Before Doc Severinsen, before Paul Shaffer, before The Max Weinberg 7 and certainly before Questlove and The Roots, there was Milton Drulegg (December 2, 1918-April 6, 2015), the bandleader for the archetypal late-night show, “Broadway Open House.”

In the early 1950s show, Delugg set the stage for late-night music directors to come. In addition to providing the musical glue that held disparate acts together–from comedians to singers to movie stars–the musical director could even serve as a good foil for the host’s comedy, as Delugg did for “Broadway Open House” host Jerry Lester. He led the band not behind a keyboard or a trumpet or a guitar, but an accordion.
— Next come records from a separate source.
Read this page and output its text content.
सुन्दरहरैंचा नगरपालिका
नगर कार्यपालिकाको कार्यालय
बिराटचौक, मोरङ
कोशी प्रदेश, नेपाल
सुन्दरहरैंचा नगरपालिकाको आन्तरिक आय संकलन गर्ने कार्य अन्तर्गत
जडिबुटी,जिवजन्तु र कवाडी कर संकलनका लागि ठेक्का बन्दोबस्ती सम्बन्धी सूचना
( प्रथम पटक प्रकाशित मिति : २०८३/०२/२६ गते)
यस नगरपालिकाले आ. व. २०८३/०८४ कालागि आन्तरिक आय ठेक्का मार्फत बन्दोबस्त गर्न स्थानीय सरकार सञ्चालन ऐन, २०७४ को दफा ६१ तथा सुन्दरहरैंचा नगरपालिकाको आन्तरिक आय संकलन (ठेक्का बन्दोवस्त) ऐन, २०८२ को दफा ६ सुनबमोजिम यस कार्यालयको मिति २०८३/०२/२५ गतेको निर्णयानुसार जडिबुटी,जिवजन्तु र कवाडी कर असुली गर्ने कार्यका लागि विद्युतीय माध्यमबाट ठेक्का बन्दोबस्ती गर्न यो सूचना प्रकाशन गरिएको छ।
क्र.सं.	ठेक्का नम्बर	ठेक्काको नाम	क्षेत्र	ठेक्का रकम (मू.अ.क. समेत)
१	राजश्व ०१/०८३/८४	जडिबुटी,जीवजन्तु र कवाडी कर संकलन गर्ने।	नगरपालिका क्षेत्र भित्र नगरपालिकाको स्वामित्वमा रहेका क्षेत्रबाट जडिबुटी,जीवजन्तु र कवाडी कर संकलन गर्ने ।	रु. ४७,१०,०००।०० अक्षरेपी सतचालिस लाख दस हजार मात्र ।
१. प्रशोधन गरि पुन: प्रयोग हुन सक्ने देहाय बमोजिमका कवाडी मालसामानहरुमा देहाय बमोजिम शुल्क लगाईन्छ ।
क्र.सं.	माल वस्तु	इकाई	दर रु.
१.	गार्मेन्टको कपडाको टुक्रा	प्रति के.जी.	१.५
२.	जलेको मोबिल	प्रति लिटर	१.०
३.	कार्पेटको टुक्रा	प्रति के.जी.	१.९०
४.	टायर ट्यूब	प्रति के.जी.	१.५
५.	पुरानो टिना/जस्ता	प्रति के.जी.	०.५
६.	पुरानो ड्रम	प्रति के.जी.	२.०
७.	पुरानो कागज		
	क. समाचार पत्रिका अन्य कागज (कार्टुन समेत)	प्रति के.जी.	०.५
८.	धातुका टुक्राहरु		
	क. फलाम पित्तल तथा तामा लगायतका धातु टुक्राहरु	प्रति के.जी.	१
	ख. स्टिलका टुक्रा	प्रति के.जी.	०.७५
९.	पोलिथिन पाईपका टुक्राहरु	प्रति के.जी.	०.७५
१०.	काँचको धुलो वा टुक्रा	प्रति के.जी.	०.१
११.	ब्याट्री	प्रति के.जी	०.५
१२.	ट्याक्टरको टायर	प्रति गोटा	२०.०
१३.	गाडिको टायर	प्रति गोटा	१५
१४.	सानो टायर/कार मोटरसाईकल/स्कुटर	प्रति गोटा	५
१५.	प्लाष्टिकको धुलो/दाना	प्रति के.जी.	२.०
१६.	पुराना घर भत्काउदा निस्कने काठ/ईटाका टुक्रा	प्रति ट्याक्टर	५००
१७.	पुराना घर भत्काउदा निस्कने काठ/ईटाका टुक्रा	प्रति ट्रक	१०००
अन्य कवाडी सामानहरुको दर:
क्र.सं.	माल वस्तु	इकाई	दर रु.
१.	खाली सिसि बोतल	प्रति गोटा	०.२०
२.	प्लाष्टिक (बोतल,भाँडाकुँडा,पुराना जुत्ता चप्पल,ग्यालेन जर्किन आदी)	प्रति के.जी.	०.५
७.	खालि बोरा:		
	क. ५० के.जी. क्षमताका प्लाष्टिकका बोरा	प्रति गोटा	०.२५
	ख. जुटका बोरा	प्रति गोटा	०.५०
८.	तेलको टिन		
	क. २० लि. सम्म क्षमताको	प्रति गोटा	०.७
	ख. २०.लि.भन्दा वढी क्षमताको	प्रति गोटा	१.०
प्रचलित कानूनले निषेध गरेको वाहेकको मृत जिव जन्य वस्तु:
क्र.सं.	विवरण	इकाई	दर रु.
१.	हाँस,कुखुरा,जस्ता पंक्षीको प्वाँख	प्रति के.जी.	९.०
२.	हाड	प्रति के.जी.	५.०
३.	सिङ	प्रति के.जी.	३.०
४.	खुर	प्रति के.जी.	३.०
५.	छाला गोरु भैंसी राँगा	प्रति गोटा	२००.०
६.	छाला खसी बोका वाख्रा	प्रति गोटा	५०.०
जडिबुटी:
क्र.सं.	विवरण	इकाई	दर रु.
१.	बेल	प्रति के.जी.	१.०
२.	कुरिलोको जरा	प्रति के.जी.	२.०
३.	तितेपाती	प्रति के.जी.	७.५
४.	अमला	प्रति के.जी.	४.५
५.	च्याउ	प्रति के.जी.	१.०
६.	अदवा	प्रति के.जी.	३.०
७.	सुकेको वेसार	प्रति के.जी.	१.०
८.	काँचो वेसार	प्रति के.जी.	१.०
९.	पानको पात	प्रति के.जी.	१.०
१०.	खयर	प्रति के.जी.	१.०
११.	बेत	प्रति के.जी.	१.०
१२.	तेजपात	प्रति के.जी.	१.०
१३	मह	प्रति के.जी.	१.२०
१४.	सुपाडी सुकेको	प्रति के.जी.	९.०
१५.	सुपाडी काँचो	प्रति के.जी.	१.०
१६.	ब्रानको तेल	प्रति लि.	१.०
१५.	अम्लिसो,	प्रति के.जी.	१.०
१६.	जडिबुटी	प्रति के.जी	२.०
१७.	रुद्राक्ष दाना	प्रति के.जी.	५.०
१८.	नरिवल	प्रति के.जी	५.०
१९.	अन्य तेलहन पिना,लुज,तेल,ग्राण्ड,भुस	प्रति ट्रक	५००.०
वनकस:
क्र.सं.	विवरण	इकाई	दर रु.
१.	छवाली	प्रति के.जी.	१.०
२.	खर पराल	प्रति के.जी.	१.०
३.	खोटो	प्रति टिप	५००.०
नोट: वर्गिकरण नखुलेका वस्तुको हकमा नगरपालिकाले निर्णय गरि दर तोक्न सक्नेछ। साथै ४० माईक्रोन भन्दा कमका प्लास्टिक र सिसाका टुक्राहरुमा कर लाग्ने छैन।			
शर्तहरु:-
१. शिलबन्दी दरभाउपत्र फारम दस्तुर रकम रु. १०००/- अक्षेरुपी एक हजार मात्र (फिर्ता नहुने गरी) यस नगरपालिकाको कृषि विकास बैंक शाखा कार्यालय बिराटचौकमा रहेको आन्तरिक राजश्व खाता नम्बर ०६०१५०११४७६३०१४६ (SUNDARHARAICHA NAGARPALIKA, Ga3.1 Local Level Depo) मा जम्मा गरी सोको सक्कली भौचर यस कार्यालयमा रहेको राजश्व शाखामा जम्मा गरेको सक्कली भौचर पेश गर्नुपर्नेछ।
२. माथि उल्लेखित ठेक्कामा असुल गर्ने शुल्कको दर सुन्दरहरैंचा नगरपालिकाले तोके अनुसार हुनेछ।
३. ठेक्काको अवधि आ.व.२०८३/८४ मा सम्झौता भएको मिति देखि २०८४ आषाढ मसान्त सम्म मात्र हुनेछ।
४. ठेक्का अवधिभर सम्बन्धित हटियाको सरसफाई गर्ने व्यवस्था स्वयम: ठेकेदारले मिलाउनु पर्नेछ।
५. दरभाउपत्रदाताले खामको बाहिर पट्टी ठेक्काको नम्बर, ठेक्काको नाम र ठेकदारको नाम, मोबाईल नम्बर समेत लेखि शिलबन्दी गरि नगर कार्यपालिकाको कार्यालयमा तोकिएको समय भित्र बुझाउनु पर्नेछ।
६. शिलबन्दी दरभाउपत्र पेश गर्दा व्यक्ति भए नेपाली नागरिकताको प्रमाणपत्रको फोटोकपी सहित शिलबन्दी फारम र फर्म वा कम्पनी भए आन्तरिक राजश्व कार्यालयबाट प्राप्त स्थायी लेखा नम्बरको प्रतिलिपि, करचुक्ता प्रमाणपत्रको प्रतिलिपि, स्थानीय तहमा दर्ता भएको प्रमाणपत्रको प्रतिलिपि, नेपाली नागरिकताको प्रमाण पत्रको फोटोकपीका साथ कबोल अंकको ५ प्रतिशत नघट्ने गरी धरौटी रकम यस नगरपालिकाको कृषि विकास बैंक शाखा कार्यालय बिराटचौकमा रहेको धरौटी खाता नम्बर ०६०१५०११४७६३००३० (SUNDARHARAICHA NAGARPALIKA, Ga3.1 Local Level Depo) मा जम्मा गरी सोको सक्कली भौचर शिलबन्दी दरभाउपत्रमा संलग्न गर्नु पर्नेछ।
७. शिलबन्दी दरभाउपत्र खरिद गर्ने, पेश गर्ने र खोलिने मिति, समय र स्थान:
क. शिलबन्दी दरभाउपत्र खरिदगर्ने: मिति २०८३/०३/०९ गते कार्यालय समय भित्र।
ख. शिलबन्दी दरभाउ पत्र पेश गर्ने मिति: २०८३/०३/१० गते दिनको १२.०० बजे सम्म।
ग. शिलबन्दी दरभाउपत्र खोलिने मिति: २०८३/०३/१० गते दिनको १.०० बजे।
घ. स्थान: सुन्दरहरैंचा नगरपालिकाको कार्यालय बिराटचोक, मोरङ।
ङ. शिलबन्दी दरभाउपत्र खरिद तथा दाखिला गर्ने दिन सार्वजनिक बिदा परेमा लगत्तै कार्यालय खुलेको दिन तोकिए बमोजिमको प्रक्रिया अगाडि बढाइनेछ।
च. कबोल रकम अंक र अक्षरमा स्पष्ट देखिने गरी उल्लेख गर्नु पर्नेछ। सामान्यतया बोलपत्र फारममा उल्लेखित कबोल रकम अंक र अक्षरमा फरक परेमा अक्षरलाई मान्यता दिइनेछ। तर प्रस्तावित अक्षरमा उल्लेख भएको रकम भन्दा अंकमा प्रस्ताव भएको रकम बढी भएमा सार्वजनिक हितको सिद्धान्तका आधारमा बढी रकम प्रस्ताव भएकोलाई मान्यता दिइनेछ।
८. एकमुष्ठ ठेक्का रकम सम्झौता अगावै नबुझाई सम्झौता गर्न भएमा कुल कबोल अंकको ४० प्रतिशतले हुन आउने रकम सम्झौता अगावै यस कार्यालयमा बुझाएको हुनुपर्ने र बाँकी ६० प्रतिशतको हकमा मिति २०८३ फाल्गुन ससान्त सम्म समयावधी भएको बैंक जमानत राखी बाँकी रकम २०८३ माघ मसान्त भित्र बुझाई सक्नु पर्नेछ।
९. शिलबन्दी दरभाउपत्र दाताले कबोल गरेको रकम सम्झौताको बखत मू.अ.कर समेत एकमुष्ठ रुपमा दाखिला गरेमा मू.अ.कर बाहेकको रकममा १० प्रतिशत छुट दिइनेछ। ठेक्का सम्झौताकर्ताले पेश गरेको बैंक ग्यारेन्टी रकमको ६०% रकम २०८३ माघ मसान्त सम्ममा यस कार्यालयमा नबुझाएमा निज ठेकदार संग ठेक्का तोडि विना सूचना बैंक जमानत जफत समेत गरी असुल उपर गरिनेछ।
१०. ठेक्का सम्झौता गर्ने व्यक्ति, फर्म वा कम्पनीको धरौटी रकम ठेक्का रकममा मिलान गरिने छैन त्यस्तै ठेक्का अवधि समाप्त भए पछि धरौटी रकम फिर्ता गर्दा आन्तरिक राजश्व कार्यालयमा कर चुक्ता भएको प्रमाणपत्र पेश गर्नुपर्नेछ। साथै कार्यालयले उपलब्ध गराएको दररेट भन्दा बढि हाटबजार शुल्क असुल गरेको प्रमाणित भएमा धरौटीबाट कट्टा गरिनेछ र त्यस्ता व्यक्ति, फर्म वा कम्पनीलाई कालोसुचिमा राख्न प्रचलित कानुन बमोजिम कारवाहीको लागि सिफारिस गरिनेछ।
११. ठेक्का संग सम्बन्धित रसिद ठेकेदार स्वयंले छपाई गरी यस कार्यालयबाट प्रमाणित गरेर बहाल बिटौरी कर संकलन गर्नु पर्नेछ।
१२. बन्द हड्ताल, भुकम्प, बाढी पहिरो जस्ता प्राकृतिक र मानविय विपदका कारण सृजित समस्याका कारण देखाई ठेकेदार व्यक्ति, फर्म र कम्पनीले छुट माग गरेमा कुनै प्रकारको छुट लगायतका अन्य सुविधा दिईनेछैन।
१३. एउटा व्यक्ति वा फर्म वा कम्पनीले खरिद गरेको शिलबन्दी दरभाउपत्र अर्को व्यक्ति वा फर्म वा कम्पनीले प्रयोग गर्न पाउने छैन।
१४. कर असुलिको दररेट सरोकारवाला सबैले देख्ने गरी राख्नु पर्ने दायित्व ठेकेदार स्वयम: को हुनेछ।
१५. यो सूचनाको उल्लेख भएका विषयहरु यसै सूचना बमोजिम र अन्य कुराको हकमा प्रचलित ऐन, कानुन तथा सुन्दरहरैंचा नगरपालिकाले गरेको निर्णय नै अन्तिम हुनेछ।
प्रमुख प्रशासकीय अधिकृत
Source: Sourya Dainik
Delugg moved on to other shows–“Dagmar’s Canteen,” “The Gong Show,” and even a year with Johnny Carson and “The Tonight Show” between the reigns of Skitch Henderson and Doc Severinsen.

In the 1960s, he veered into the space-age-monster-comic genre, recording versions of popular TV monster shows like “The Munsters.” He contributed “Hooray for Santy Claus” to the 1964 cult classic film “Santa Claus Conquers the Martians.”

Perhaps less known was his co-writing credit on “Orange-Colored Sky” for the decidedly unmonstrous Nat King Cole. He also co-wrote “Hoop-Dee-Doo” with lyricist Frank Loesser, a polka that has been covered by Perry Como, Lawrence Welk and Weird Al Yankovic.